As a 6-foot-7 guard/forward and at one time the lead ball-handler for the Hawks, Hall offers one of the most unique skillsets among mid-major prospects in this week’s 2022 NBA Draft. He’s a player who St. Joe’s head coach Billy Lange called one of the top-10 floor vision players and passers he’s ever worked with — high praise from a coach who spent seven years as an NBA assistant.
While Hall is seen as a raw talent to some scouts and draft experts, continuous improvement has been a major part of his game from an under-recruited, three-star high school product to a leader in the A-10 who can score, rebound, and assist at an effective rate. He has flown under the radar for the time being, but Hall has the potential and physical build to be a contributor at the NBA level and will prove a solid prospect for any team that takes a late shot on the unfinished product.
Height: 6 feet, 7 inches
Weight: 215 pounds
Wingspan: 6 feet, 9 inches
Passing instincts, playmaking ability
I’ve already mentioned what Lange had to say regarding Hall’s passing abilities and floor vision at the NBA level, but the New Jersey native is overall a playmaker who can run the floor as a point forward. Not only will Hall rack up the assists as he’s great at creating space for teammates, but he’s a multi-teared scorer who’s comfortable from long distance where he shot 36% last season. While elsewhere he’s shown a knack for posting up for points in the interior with his 6-foot-7 frame.
With that, Hall has the handles and passing ability to run the point and should be a matchup nightmare when attacking undersized guards.
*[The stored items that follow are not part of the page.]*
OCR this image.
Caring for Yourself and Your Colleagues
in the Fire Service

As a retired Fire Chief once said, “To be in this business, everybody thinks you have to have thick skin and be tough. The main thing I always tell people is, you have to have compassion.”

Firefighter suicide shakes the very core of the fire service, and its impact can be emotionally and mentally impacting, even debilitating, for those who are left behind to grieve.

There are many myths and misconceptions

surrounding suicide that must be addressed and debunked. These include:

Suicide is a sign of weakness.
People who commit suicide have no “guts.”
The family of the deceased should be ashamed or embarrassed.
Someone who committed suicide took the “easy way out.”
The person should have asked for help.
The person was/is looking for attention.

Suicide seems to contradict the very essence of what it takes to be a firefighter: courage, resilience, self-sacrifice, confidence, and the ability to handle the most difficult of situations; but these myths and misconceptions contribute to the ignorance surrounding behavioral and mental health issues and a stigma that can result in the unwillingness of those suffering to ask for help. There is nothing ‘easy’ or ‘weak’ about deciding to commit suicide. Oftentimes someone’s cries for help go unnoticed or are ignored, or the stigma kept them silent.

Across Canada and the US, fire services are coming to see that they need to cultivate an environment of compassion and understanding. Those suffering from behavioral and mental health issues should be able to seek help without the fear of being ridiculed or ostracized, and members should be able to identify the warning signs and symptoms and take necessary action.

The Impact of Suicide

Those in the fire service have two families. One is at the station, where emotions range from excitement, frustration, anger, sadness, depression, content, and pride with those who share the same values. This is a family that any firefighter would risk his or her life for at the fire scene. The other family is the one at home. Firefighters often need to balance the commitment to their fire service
But he’ll also prove a playmaker on the defensive end where Hall averaged 1.2 steals per game as a sophomore and has shown the capability to cover almost any position from the point guard to the power forward.
Areas to improve:
Turnovers, attacking the rim
While Hall’s on-the-ball abilities stand out given his dynamic passing skill and vision, like most young ball-handlers he is prone to developing turnovers having averaged 3.5 per contest his sophomore season. However, this seems to be more a product of playing on a St. Joe’s team that needed Hall to shoulder the offensive load, particularly as the lead playmaker — which was shaky at times as Hall had a tendency to force unnecessary passes.
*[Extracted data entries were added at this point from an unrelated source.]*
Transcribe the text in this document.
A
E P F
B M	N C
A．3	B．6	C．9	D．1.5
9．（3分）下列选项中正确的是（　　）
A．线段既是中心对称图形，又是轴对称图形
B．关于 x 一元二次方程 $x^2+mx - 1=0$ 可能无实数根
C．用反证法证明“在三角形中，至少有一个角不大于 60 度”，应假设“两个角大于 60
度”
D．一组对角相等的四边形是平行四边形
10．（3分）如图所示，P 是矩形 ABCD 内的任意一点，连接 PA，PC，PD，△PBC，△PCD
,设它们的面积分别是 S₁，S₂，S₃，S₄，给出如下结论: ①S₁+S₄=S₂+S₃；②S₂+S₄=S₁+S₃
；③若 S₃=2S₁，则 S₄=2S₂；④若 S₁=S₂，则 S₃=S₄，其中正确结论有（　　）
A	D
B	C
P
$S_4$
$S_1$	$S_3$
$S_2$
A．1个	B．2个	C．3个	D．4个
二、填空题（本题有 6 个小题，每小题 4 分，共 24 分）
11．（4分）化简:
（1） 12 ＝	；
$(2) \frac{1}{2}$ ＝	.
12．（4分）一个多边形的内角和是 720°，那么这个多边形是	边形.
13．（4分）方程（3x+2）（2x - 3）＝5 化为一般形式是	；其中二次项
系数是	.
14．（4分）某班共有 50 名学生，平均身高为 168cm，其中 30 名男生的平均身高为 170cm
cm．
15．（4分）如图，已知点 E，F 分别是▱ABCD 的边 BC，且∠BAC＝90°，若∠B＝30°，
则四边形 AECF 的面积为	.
Another criticism surrounding Hall’s game has been how passive he can be offensively despite such a large frame. Given this size advantage, you’d like to see Hall drive and draw fouls but he only managed 1.9 free-throw attempts per game last season. He certainly has the size and build to be an issue for teams defensively when driving, but needs to be more aggressive in doing so.
Projected draft range: Late second round
As just a 20-years-old prospect, Hall is raw but already has identifiable talent on both ends of the floor. As raw and young as Hall is, you don’t often see a player with an NBA build and significant potential falling to where he’s projected, but that’s become a product of this rawness. Ultimately, I can absolutely see an NBA team taking a flier on Hall in the second round purely based on size and potential. He can fill in almost anywhere on the court and provides a really unique skillset within the league that certain NBA coaches and executives have come to value in the point forward position.